Separately, the Office of Thrift Supervision was expected Friday to approve 20 pending mutual conversion deals. Without the approvals, the financial documents backing those deals would have become outdated Saturday.

"We don't expect that any applications that will go stale after today will not have been acted upon," OTS spokesman Paul Lockwood said Friday afternoon.

Unfair Advantage Seen

Thrift Depositors of America Inc., a trade group representing professional depositors, charged in a May 6 suit that the new conversion rules unfairly give depositors who live within 100 miles first shot at buying the converting thrift's stock.

The compromise includes an agreement by the OTS to notify the disgruntled depositors' group if the agency approves any mutual conversion deals that contain provisions limiting the stock purchases of out-of-towners.

Since the new rule went into effect May 3, OTS acting director Jonathan Fiechter has approved some deals already in the works, and in each one has waived the new rule's provisions giving stock purchase priority to depositors who live within 100 miles of the converting thrift.

The OTS is operating under interim rules right now. The agency is using the tightened conversion standards in its new rule, but is still taking comments from the public until June 17. The regulations are expected to be finalized this summer.

The compromise gives the depositors' group time to go to court to stop an individual deal.

"We have not guaranteed or promised in any shape that we will continue to grant these waivers," Mr. Lockwood said. "We did agree that if we approve a conversion application without the waiver, we would notify their law firm, which would give them an opportunity to reinstate the suit."

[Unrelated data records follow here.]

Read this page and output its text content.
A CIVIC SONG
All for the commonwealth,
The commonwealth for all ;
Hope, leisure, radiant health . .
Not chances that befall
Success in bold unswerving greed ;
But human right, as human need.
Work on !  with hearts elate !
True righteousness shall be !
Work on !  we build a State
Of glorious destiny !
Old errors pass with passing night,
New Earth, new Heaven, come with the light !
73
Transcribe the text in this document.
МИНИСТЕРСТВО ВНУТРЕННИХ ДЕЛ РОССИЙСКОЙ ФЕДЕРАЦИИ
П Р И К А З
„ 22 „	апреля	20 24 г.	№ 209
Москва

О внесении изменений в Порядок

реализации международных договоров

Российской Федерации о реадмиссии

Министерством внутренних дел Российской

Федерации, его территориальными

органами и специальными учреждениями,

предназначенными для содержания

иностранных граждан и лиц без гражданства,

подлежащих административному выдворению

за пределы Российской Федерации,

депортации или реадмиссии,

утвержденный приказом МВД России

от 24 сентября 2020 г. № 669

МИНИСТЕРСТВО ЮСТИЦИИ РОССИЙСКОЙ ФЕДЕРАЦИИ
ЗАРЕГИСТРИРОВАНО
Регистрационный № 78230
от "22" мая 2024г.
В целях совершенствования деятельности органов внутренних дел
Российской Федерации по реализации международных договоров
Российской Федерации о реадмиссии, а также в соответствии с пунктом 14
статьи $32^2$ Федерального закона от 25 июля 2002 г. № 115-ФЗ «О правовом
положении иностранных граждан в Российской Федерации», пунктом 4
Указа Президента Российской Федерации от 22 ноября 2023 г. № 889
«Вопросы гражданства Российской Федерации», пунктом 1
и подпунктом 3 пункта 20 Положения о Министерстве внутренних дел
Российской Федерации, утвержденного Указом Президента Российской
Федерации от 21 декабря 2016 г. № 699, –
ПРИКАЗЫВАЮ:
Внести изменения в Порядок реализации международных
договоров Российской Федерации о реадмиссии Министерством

Michael S. Helfer, a partner at Wilmer, Cutler & Pickering who represents the depositors' group, said the compromise, "fairly protects the interests of the Thrift Depositors of America because we can get into court on an expedited basis if they approve a conversion with geographic discrimination."

Extra Expenses

In the agency's expected action Friday, two thrifts with pending deals were not acted on because they had already planned to submit new financial data, Mr. Lockwood said.

Thrift lawyers said that while the OTS is approving most pending deals, it is forcing many thrifts to boost their appraised value. If the agency does not act on the deals before their financial statements go stale, institutions that want to convert will generally incur significant extra expenses to complete the deals.

The OTS confirmed that account. "We are not denying any," Mr. Lockwood said. "All of them are being approved with conditions based on the new regulations. In some cases we have granted waivers on various aspects of the new rules."

Kip A. Weissman, a partner who specializes in thrift stock conversions at the Washington-based law firm of Silver, Freedman & Taff, said, "The message is that the OTS is being very tough - I don't think anyone is getting away with anything."

"They are pushing appraisals to nearly unprecedented levels even in the face of declining thrift profits as a result of rising interest rates," Mr. Weissman said. The OTS, in conditioning its approval of the deals on higher appraisals, is "obsessing with price/book ratios and they are ignoring price/earnings ratios even though [thrift] profits are going down."